Sensorineural Hearing Loss occurs when the sensory part of the ear (the inner ear and outer hair cells) or the neural part of the ear (nerve that runs from the ear up to the brain) lose their ability to function normally. This happens to many people as they age and from the “wear and tear” that we put on our hearing. It can also be congenital or occur from illness.
Conductive Hearing Loss occurs when there is something physically obstructing the ear canal or middle ear and sound cannot be effectively conducted through the canal and middle ear into the inner ear. Oftentimes conductive hearing loss is temporary, but there are some medical conditions where it is permanent. A few examples of conductive hearing loss are: having wax impacted in the outer ear canal, having fluid in the middle ear (from an ear infection), or having bony growths around or on the ossicles (middle ear bones).
Sudden Hearing Loss occurs all at once. There is no gradual loss of hearing; moreover people wake up in the morning and find that they cannot hear out of one of their ears at all. There are some diseases of the ear that present with this symptom, but not all causes of sudden hearing loss are known.
There are classes of drugs that can harm the hair cells in the inner ear and cause hearing loss.
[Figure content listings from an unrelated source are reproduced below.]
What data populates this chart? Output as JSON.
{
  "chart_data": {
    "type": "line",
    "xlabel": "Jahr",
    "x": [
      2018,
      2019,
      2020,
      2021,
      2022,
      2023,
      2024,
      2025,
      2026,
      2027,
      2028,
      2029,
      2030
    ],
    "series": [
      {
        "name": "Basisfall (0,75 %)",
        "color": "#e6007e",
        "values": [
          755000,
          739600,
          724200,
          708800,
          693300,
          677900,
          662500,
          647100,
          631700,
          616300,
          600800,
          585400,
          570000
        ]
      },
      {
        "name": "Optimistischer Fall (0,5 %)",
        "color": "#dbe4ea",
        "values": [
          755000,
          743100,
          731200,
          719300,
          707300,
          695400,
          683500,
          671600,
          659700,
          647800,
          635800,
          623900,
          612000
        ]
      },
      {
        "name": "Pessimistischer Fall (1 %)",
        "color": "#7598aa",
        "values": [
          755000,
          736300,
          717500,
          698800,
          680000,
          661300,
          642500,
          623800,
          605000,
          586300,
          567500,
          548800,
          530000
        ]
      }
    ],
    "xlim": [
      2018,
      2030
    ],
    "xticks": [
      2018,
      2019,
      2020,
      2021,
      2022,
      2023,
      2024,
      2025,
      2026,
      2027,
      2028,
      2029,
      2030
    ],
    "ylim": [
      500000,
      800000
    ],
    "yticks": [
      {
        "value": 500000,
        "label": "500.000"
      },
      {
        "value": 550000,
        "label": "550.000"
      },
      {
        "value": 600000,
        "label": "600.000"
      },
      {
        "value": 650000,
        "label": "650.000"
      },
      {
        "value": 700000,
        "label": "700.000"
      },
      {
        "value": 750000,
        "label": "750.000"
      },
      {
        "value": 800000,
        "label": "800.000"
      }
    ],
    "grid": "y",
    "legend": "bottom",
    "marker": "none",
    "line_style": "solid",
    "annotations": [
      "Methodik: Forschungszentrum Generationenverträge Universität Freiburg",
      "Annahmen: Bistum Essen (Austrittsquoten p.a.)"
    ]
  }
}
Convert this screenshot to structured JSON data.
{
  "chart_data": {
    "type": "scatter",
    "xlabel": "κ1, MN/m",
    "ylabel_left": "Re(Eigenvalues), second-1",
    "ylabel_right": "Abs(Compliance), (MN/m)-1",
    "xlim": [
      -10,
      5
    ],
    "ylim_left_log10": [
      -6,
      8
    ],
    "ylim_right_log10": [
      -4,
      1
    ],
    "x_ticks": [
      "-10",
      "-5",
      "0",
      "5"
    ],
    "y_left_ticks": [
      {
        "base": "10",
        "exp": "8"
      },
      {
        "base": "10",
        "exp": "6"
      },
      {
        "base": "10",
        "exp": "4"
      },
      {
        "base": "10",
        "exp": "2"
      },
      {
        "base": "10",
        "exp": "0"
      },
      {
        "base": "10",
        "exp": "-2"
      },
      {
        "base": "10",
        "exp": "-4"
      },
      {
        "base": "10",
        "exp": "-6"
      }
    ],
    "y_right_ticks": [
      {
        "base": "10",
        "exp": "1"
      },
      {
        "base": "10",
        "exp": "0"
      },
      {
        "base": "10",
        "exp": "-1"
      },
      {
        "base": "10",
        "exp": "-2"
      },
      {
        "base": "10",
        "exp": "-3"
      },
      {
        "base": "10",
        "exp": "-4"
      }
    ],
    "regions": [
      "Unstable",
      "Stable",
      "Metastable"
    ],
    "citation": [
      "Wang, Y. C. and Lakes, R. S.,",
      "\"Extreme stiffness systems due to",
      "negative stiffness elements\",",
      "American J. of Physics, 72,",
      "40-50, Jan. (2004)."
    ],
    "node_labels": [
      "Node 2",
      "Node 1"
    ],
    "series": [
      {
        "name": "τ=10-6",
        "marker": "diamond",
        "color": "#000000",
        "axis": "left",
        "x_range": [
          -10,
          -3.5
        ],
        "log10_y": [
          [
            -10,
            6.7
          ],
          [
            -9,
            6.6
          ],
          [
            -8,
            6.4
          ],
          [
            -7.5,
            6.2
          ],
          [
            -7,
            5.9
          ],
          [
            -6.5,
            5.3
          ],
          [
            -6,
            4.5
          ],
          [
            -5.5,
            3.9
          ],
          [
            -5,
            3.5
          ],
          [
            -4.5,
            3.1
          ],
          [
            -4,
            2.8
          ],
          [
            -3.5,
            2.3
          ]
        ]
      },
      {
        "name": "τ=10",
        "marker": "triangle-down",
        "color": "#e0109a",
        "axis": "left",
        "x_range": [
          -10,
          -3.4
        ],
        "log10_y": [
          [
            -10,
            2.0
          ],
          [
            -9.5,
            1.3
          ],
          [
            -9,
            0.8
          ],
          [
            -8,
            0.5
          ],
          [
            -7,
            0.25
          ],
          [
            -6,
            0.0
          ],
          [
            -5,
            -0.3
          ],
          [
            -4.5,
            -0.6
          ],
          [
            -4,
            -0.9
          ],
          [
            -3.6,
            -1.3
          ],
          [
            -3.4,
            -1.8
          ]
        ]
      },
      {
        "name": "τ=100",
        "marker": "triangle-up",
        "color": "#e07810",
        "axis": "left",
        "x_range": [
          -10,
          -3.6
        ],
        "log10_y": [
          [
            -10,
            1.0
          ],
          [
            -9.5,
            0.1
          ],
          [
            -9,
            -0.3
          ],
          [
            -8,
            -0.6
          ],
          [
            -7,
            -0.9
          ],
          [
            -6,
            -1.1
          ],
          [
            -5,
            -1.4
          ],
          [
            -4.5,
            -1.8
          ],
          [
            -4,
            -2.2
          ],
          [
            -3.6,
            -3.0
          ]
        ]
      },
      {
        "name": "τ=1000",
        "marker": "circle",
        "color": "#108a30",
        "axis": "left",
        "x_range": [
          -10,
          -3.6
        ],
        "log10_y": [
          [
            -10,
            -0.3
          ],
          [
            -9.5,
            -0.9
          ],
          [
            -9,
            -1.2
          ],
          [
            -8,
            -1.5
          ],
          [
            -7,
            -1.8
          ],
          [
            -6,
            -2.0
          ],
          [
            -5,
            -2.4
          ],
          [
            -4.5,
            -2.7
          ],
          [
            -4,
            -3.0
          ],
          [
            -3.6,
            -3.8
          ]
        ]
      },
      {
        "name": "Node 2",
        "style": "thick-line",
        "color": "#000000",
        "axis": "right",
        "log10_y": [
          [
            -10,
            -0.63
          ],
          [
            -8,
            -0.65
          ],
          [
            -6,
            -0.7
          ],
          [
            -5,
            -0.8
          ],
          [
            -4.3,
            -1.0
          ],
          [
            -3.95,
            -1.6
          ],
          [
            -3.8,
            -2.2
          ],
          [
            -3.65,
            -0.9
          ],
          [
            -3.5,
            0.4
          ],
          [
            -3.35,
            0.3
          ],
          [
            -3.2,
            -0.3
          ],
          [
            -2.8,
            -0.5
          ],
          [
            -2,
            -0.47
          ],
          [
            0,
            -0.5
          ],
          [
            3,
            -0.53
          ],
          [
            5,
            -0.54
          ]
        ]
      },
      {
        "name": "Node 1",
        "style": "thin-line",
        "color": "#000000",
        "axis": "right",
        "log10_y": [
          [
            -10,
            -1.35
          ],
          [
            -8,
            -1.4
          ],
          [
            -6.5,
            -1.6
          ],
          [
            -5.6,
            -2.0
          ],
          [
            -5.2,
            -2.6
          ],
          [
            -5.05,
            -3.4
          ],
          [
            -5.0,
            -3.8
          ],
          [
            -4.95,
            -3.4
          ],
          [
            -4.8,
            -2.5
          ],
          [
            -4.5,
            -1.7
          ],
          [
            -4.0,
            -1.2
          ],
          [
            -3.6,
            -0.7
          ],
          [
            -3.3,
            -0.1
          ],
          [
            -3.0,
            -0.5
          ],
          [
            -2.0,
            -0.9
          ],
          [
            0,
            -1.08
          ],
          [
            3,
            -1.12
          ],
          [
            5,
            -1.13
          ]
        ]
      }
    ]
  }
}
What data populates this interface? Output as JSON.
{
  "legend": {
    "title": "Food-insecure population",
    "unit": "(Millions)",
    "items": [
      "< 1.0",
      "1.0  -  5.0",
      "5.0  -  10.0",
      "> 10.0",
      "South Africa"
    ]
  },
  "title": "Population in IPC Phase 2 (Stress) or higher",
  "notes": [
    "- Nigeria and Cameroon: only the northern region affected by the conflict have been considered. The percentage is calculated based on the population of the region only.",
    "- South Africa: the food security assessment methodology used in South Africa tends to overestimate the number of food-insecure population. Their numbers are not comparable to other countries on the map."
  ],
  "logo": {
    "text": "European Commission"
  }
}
Certain mycin drugs, as well as chemotherapy drugs, can damage one’s hearing, especially in the high frequency range. Many doctors will do hearing testing to monitor their patients’ hearing throughout a cycle of chemotherapy.
Noise Induced Hearing Loss (NIHL) occurs when people work or play around loud noises for extended periods of time. Most often the damage occurs in the high frequencies, but leaving the low frequencies within the normal range. Some examples of noisy jobs are: factory work, presses, machinery, farm equipment, tools, pressure guns/tools. Some examples of noisy hobbies are: hunting, shooting, boating, working with engines/cars, concerts/music.
A one-time blast or very loud noise can permanently damage one’s hearing.
If there is physical damage to the ear or skull, hearing loss can be permanent or temporary due to the damages inflicted to the structures in the ear or brain.